Ashen glanced at him. "Then why stay hidden?"

Daiken's face darkened slightly.

"Because truth and loyalty are often enemies in this world. Some of us chose truth. Others had it forced on us."

He tossed something small into Ashen's hand—a coin, blackened and weathered.

On one side: the World Government's sigil, scorched and defaced.

On the other: a simple word carved in sharp letters.

"Vanguard."

"That was our designation," Daiken said. "An unofficial initiative to prepare for an era that the Celestial Dragons feared—a time when the world would fracture. When balance would break."

Ashen turned the coin over once more.

"Why give this to me?"

Daiken's eyes narrowed.

"Because I think you're walking into that storm. And not just to survive it. But to change it."

Ashen said nothing for a long while. Then tucked the coin into his sash.

"I'll train for one more week," he said finally. "After that… I head for Dawn Island."
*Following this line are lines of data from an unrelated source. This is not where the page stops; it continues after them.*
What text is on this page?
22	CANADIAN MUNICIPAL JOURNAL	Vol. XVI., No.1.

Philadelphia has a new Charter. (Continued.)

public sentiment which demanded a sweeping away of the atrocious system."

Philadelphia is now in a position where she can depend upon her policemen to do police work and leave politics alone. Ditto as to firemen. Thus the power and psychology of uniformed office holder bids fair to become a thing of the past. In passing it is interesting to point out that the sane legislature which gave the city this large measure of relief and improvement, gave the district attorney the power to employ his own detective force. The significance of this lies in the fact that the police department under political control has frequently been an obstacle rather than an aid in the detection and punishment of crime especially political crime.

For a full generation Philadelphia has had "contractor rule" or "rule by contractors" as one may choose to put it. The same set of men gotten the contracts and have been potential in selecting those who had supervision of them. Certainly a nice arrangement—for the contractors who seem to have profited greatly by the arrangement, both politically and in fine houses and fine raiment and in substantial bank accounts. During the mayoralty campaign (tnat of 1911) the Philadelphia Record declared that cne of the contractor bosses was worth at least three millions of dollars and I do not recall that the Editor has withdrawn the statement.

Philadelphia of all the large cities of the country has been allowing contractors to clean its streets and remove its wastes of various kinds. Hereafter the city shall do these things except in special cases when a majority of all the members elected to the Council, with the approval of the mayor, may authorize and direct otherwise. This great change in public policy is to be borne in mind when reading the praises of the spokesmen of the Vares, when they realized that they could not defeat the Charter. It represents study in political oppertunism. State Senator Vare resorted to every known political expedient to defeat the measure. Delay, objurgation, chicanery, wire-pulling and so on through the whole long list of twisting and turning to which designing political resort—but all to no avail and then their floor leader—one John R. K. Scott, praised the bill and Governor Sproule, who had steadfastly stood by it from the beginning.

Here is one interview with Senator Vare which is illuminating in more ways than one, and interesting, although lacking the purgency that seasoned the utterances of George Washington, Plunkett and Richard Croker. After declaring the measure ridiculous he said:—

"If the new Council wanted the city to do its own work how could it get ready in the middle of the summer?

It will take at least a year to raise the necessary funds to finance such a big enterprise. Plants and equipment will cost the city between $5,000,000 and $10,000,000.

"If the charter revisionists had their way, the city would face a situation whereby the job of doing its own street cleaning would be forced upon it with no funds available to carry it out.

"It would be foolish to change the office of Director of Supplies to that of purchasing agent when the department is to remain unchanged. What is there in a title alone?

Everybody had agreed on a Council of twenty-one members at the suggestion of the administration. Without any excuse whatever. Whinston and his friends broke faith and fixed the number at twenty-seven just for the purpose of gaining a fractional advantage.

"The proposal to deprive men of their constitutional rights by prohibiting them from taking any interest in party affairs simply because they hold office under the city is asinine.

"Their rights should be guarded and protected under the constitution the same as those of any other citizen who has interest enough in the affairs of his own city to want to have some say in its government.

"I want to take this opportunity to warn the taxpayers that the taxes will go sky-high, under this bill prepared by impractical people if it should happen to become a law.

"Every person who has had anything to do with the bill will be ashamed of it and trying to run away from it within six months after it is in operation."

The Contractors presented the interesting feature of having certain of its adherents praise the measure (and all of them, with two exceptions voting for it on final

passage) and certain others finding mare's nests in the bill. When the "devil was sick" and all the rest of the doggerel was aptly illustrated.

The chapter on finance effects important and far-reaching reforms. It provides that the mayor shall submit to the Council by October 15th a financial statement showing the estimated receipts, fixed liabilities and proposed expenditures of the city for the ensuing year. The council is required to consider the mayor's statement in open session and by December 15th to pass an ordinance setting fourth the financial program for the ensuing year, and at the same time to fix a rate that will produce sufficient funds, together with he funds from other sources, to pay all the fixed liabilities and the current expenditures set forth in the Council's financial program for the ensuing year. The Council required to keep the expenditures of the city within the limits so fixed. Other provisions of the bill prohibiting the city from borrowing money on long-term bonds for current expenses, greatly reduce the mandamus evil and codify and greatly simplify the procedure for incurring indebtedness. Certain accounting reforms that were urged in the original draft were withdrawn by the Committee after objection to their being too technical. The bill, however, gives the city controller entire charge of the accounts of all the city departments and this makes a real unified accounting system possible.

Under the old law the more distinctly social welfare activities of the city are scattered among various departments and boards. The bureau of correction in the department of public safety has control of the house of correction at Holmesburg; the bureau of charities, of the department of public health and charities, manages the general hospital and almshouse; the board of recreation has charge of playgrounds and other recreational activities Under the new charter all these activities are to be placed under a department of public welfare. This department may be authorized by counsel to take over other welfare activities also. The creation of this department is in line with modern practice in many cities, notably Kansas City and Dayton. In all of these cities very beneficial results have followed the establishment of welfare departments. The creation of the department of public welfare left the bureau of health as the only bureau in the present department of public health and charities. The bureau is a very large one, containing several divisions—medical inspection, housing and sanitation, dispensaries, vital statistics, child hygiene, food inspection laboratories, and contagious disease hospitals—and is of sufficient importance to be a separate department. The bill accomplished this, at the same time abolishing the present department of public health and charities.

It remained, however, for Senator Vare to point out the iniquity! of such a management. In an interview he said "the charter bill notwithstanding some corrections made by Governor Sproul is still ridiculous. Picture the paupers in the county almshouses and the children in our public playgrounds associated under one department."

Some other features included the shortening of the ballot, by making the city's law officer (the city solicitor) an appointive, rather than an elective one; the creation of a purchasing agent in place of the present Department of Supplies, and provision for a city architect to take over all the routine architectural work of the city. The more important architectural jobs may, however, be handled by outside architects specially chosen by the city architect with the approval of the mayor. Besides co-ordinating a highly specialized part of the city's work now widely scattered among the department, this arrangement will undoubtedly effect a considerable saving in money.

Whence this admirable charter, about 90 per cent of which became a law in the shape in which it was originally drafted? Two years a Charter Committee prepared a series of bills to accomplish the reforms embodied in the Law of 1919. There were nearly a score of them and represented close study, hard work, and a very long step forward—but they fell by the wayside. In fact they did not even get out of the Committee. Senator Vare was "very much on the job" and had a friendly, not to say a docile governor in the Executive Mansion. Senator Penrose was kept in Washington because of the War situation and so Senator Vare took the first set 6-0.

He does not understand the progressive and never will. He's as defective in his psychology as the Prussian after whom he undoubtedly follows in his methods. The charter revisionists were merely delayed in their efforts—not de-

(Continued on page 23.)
Daiken's lips quirked in a shadow of a smile. "That'll rattle a few cages."

---

That night, before turning in, Ashen opened his status window again.

---

[Status Update]

Name: Ashen Veyr

Level: Master

Strength: 8.4

Endurance: 9.1

Durability: 9.0

Agility: 9.8

Skill Proficiencies:

Soru: 80%

Tekkai: 55%

Busoshoku Haki: 37%

Swordsmanship – Shimotsuki Style (Base Form): 12%

Projected Wind Slashes (Basic): Stable

Combat Intuition (Unstable Trait): Detected

---

He narrowed his eyes at the new trait—Combat Intuition. Not a skill, not something he had trained. But something that had begun to emerge.

"I'm evolving," he muttered. "And it's only just beginning."